Les deux ordres, ainsi que les Cisterciens, suivent la Règle de saint Benoît. Le mode de vie bénédictin a été continuellement réformé. Au Xe siècle, l'abbaye de Cluny est devenue le siège d'une grande réforme, centrée sur le rôle des moines du choeur (clergé généralement mineur dont la tâche principale était «l'Œuvre de Dieu», ou prière). Cette réforme s'est répandue à travers l'Europe et est devenue la forme dominante de la vie bénédictine.

Robert de Molesme, environ un siècle plus tard, a lancé une autre réforme, connue sous le nom de Cisterciens, qui a rejeté la richesse et certains des compromis faits à la Règle pour tenir compte de l'accent mis sur le chœur. Les abbés successifs de Citeaux, ainsi que Bernard de Clairvaux, ont également introduit une nouvelle forme d'organisation, car le niveau de vie de toutes leurs fondations était celui de la maison mère.
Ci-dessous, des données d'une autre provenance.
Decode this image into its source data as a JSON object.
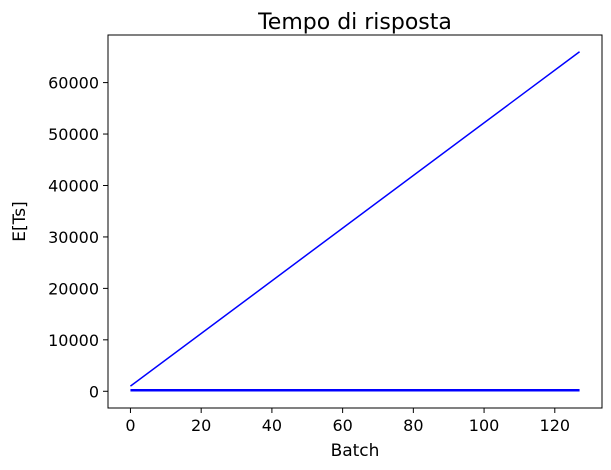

Ce fut le début des fédérations monastiques ou des congrégations religieuses.

Au 17ème siècle, un monastère assiégé connu sous le nom de La Trappe avait un abbé commendataire (un laïc qui dirigeait le monastère, mais n'en faisait pas partie), qui avait une conversion et a commencé à prendre ses fonctions au sérieux. La réforme d'Armand De Rance a conduit à la création d'un nouvel Ordre des Cisterciens de la stricte observance, plus communément appelé Trappistes.

Les bénédictins portent des tuniques noires et une ceinture en cuir, les cisterciens de la Common Observance portent une tunique blanche et une ceinture en tissu, et la tunique blanche trappiste et une ceinture en cuir. Tous portent un scapulaire noir. ou tablier.
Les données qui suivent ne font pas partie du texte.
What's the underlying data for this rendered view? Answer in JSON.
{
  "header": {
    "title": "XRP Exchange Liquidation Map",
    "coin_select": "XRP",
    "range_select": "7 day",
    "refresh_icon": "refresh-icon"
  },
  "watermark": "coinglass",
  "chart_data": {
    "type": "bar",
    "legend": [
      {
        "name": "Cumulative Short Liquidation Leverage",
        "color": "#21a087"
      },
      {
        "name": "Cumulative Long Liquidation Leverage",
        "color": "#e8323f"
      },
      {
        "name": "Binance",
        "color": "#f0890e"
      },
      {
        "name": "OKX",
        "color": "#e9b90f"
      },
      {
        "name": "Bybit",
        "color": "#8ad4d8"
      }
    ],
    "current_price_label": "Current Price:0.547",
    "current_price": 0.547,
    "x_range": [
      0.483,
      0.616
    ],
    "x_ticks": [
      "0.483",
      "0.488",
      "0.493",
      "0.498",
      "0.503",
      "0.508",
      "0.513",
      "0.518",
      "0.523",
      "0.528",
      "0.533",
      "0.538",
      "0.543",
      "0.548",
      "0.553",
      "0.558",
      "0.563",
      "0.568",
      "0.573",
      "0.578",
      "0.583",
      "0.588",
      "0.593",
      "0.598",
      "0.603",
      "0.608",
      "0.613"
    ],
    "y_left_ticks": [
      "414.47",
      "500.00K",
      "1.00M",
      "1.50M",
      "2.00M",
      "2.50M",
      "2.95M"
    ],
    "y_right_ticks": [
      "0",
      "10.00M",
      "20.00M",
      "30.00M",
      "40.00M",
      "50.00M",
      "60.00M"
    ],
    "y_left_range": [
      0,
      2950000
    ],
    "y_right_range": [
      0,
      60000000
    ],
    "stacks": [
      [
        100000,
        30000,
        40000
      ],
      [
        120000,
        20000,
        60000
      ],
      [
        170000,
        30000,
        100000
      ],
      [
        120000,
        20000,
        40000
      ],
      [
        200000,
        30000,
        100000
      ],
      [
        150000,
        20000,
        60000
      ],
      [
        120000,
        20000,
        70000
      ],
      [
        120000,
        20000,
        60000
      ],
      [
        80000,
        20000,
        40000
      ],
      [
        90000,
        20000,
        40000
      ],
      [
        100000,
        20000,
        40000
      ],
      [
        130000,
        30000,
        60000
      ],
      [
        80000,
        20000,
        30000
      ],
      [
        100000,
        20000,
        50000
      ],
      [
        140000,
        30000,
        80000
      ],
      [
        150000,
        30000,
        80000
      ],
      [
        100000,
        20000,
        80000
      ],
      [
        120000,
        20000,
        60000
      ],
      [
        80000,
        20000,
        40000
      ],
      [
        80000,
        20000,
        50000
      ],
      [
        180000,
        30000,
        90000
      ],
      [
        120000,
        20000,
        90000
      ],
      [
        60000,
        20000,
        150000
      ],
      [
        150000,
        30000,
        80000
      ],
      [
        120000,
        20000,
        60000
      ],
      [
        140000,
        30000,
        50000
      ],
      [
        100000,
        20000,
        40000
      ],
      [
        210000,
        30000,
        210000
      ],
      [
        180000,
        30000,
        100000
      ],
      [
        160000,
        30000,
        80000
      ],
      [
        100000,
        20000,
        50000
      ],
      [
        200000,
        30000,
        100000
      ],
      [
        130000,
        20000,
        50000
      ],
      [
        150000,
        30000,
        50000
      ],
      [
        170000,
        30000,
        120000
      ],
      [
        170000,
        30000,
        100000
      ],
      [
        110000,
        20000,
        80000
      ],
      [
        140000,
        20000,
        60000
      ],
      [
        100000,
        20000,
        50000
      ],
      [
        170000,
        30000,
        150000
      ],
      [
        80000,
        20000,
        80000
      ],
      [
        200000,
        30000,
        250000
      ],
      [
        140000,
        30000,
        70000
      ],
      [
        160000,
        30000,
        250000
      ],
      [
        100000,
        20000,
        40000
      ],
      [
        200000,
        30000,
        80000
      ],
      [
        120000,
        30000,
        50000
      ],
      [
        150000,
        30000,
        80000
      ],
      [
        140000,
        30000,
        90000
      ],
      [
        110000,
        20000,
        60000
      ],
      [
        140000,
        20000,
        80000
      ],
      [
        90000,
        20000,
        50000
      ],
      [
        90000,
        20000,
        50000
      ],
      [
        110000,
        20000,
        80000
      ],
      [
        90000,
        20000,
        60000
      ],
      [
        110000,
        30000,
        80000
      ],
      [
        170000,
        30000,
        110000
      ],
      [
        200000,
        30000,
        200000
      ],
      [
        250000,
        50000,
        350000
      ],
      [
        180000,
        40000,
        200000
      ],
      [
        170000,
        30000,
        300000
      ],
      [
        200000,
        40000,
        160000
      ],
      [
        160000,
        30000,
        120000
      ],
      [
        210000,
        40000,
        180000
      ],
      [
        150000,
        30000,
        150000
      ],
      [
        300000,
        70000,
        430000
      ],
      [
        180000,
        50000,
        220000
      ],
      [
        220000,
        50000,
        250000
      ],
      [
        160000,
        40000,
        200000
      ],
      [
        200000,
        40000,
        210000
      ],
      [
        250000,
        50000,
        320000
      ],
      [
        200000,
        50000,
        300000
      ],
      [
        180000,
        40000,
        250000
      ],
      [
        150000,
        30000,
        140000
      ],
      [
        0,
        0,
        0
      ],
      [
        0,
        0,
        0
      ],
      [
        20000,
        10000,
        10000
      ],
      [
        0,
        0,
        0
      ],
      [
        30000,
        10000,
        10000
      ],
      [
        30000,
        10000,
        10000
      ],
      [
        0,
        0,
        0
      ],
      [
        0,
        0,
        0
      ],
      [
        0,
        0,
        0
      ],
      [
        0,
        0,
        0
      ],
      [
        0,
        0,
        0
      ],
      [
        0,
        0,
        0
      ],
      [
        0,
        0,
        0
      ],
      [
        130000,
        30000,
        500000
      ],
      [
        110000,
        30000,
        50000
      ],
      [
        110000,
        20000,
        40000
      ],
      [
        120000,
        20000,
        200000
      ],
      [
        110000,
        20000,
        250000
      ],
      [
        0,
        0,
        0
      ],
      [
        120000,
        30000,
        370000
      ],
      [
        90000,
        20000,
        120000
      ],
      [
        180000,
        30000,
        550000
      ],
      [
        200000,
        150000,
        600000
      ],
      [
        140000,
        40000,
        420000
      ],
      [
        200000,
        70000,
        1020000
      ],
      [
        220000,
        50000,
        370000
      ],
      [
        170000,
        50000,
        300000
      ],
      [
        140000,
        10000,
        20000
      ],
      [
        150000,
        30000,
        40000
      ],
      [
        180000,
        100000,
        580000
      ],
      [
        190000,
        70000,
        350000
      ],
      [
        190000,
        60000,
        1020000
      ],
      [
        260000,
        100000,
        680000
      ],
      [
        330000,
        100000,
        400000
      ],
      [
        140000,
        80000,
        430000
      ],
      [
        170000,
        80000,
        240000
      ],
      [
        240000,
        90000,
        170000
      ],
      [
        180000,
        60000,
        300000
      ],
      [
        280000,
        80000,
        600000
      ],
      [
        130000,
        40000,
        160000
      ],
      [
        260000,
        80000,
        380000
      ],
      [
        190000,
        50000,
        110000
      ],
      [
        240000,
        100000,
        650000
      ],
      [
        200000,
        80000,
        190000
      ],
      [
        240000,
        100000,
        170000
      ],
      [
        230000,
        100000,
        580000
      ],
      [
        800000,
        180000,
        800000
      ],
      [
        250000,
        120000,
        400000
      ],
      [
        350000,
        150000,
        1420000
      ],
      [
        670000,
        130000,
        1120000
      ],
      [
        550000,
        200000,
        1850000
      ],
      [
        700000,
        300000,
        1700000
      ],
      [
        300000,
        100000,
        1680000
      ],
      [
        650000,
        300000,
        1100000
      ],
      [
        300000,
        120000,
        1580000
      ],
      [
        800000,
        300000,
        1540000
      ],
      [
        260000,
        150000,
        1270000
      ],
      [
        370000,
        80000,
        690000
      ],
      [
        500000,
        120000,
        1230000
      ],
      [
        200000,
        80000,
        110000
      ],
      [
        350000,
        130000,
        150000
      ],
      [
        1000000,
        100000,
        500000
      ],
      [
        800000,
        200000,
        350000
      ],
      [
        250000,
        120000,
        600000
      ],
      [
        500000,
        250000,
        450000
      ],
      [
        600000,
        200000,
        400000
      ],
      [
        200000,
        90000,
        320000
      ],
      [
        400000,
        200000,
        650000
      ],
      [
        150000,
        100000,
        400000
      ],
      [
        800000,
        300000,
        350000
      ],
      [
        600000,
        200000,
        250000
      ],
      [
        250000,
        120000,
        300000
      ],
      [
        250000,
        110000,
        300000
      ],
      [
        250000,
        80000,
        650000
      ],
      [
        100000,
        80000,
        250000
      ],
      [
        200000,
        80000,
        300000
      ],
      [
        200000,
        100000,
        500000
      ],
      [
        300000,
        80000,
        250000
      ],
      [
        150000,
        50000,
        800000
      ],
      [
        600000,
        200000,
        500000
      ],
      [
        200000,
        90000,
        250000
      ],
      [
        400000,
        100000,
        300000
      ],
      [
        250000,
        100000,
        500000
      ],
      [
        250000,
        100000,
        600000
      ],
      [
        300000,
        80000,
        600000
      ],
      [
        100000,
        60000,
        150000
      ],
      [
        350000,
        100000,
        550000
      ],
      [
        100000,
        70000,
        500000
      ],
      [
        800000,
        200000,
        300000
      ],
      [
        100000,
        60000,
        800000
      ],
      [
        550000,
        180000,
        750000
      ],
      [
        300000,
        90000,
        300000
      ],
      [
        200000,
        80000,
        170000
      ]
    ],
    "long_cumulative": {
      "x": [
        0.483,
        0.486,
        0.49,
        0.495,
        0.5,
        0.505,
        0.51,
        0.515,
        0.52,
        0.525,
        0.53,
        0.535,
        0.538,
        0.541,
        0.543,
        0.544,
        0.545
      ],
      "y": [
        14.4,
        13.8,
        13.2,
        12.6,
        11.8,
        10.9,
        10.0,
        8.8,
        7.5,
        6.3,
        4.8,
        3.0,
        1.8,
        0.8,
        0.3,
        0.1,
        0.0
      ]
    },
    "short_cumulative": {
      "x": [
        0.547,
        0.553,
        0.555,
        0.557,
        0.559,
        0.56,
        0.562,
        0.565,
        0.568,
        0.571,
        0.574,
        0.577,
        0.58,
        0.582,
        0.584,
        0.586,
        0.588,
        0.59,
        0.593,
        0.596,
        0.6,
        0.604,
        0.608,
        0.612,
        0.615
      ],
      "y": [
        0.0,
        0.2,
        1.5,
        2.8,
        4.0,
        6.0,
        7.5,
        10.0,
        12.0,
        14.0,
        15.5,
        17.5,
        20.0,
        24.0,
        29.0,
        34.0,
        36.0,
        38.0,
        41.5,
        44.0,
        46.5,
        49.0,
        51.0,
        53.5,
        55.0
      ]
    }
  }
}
Bien qu'il y ait des exceptions dans chaque ordre, les Bénédictins vivent généralement la vie prévue dans la Règle de la manière la plus stricte, assumant le travail paroissial et universitaire. Les cisterciens mènent une voie médiane, en conservant une résidence plus stricte dans leurs monastères, qui sont largement ouverts aux visiteurs, et les trappistes sont pour la plupart encore de vrais monastiques, gardant le cloître et se retirant du monde.